2) The tagline is a paraphrase of "She's going somewhere no Bunny has ever gone: College." Um. No. Again, taking the basic assumption that they're talking about Playboy models and not the actual Bunnies who were waitresses, Playboy brands itself as the classy boob magazine, the one with the wholesome girls who go on to good careers and happy lives and all that. They've got entire issues of the magazine devoted to "the hottest women on campus". Hence, you know, them going to college. Hit Wikipedia. More than half of the women I looked at just to determine whether I was full of it were either college graduates or currently in college.

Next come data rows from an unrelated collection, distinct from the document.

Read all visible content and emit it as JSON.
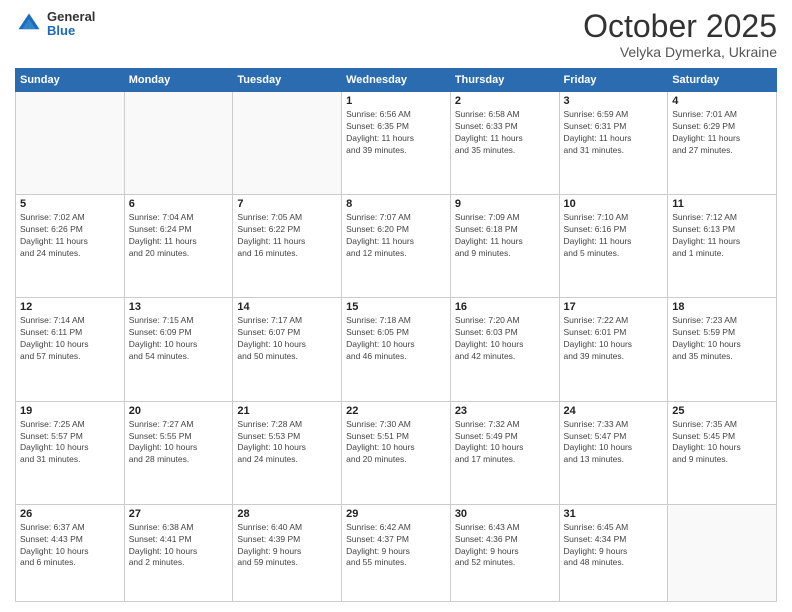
{
  "header": {
    "logo": {
      "general": "General",
      "blue": "Blue"
    },
    "title": "October 2025",
    "subtitle": "Velyka Dymerka, Ukraine"
  },
  "weekdays": [
    "Sunday",
    "Monday",
    "Tuesday",
    "Wednesday",
    "Thursday",
    "Friday",
    "Saturday"
  ],
  "weeks": [
    [
      {
        "day": "",
        "info": ""
      },
      {
        "day": "",
        "info": ""
      },
      {
        "day": "",
        "info": ""
      },
      {
        "day": "1",
        "info": "Sunrise: 6:56 AM\nSunset: 6:35 PM\nDaylight: 11 hours\nand 39 minutes."
      },
      {
        "day": "2",
        "info": "Sunrise: 6:58 AM\nSunset: 6:33 PM\nDaylight: 11 hours\nand 35 minutes."
      },
      {
        "day": "3",
        "info": "Sunrise: 6:59 AM\nSunset: 6:31 PM\nDaylight: 11 hours\nand 31 minutes."
      },
      {
        "day": "4",
        "info": "Sunrise: 7:01 AM\nSunset: 6:29 PM\nDaylight: 11 hours\nand 27 minutes."
      }
    ],
    [
      {
        "day": "5",
        "info": "Sunrise: 7:02 AM\nSunset: 6:26 PM\nDaylight: 11 hours\nand 24 minutes."
      },
      {
        "day": "6",
        "info": "Sunrise: 7:04 AM\nSunset: 6:24 PM\nDaylight: 11 hours\nand 20 minutes."
      },
      {
        "day": "7",
        "info": "Sunrise: 7:05 AM\nSunset: 6:22 PM\nDaylight: 11 hours\nand 16 minutes."
      },
      {
        "day": "8",
        "info": "Sunrise: 7:07 AM\nSunset: 6:20 PM\nDaylight: 11 hours\nand 12 minutes."
      },
      {
        "day": "9",
        "info": "Sunrise: 7:09 AM\nSunset: 6:18 PM\nDaylight: 11 hours\nand 9 minutes."
      },
      {
        "day": "10",
        "info": "Sunrise: 7:10 AM\nSunset: 6:16 PM\nDaylight: 11 hours\nand 5 minutes."
      },
      {
        "day": "11",
        "info": "Sunrise: 7:12 AM\nSunset: 6:13 PM\nDaylight: 11 hours\nand 1 minute."
      }
    ],
    [
      {
        "day": "12",
        "info": "Sunrise: 7:14 AM\nSunset: 6:11 PM\nDaylight: 10 hours\nand 57 minutes."
      },
      {
        "day": "13",
        "info": "Sunrise: 7:15 AM\nSunset: 6:09 PM\nDaylight: 10 hours\nand 54 minutes."
      },
      {
        "day": "14",
        "info": "Sunrise: 7:17 AM\nSunset: 6:07 PM\nDaylight: 10 hours\nand 50 minutes."
      },
      {
        "day": "15",
        "info": "Sunrise: 7:18 AM\nSunset: 6:05 PM\nDaylight: 10 hours\nand 46 minutes."
      },
      {
        "day": "16",
        "info": "Sunrise: 7:20 AM\nSunset: 6:03 PM\nDaylight: 10 hours\nand 42 minutes."
      },
      {
        "day": "17",
        "info": "Sunrise: 7:22 AM\nSunset: 6:01 PM\nDaylight: 10 hours\nand 39 minutes."
      },
      {
        "day": "18",
        "info": "Sunrise: 7:23 AM\nSunset: 5:59 PM\nDaylight: 10 hours\nand 35 minutes."
      }
    ],
    [
      {
        "day": "19",
        "info": "Sunrise: 7:25 AM\nSunset: 5:57 PM\nDaylight: 10 hours\nand 31 minutes."
      },
      {
        "day": "20",
        "info": "Sunrise: 7:27 AM\nSunset: 5:55 PM\nDaylight: 10 hours\nand 28 minutes."
      },
      {
        "day": "21",
        "info": "Sunrise: 7:28 AM\nSunset: 5:53 PM\nDaylight: 10 hours\nand 24 minutes."
      },
      {
        "day": "22",
        "info": "Sunrise: 7:30 AM\nSunset: 5:51 PM\nDaylight: 10 hours\nand 20 minutes."
      },
      {
        "day": "23",
        "info": "Sunrise: 7:32 AM\nSunset: 5:49 PM\nDaylight: 10 hours\nand 17 minutes."
      },
      {
        "day": "24",
        "info": "Sunrise: 7:33 AM\nSunset: 5:47 PM\nDaylight: 10 hours\nand 13 minutes."
      },
      {
        "day": "25",
        "info": "Sunrise: 7:35 AM\nSunset: 5:45 PM\nDaylight: 10 hours\nand 9 minutes."
      }
    ],
    [
      {
        "day": "26",
        "info": "Sunrise: 6:37 AM\nSunset: 4:43 PM\nDaylight: 10 hours\nand 6 minutes."
      },
      {
        "day": "27",
        "info": "Sunrise: 6:38 AM\nSunset: 4:41 PM\nDaylight: 10 hours\nand 2 minutes."
      },
      {
        "day": "28",
        "info": "Sunrise: 6:40 AM\nSunset: 4:39 PM\nDaylight: 9 hours\nand 59 minutes."
      },
      {
        "day": "29",
        "info": "Sunrise: 6:42 AM\nSunset: 4:37 PM\nDaylight: 9 hours\nand 55 minutes."
      },
      {
        "day": "30",
        "info": "Sunrise: 6:43 AM\nSunset: 4:36 PM\nDaylight: 9 hours\nand 52 minutes."
      },
      {
        "day": "31",
        "info": "Sunrise: 6:45 AM\nSunset: 4:34 PM\nDaylight: 9 hours\nand 48 minutes."
      },
      {
        "day": "",
        "info": ""
      }
    ]
  ]
}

3) And this is the slightly nasty one, but really,,, Playboy? Today? That's the most risque you can get? I can understand that a bunch of old writers were racking their brains trying to figure out what kind of fish out of water could end up in a sorority and be more titillating than, well, a sorority in a college movie, and then the old writers settled on Playboy as the sexiest thing they could think of. But this is the Oughts. Playboy is what people my age looked at as teens before we went to college and found out that the Internet had stories, pictures, and movies of the secret shameful thing we'd never ever told anyone about right there for your enjoyment. If you want to find bisexual threesomes involving strapons and spacegirl outfits, hit the Google, and it's right there for you. If a teenager today actually looks at Playboy, it's because they actually do want to read the articles. The writers could have gone with a porn star, a virtual sex webcam girl, a sissification Internet mistress, or any variety of crazy sexy thing, but they opted for the porn mag that's slightly sexier than Sports Illustrated's Swimsuit Issue and decided to contrast that with a college sorority, marketing this the way people marketed Sister Act -- "What happens when a lounge singer teams up with nuns?!" -- despite the fact that in stereotypeville, a Playboy Bunny is about as big a contrast to a sorority sister as Vanilla is to Vanilla Bean at the ice cream shop, and neither is so smashingly sexy as to lure in today's young people. It's sexy by old-people standards, and good for them, but that doesn't look like the target audience, unless they're there at the theater because they just dropped their daughter and her friends off and are supposed to think, "Wow, let's go see that ourselves! That Anna Faris! Quite a looker, eh, hon? I'd like to jerk her a soda!"

Or maybe I'm overthinking it, and the appeal is supposed to be Anna Faris in a variety of tight clothing.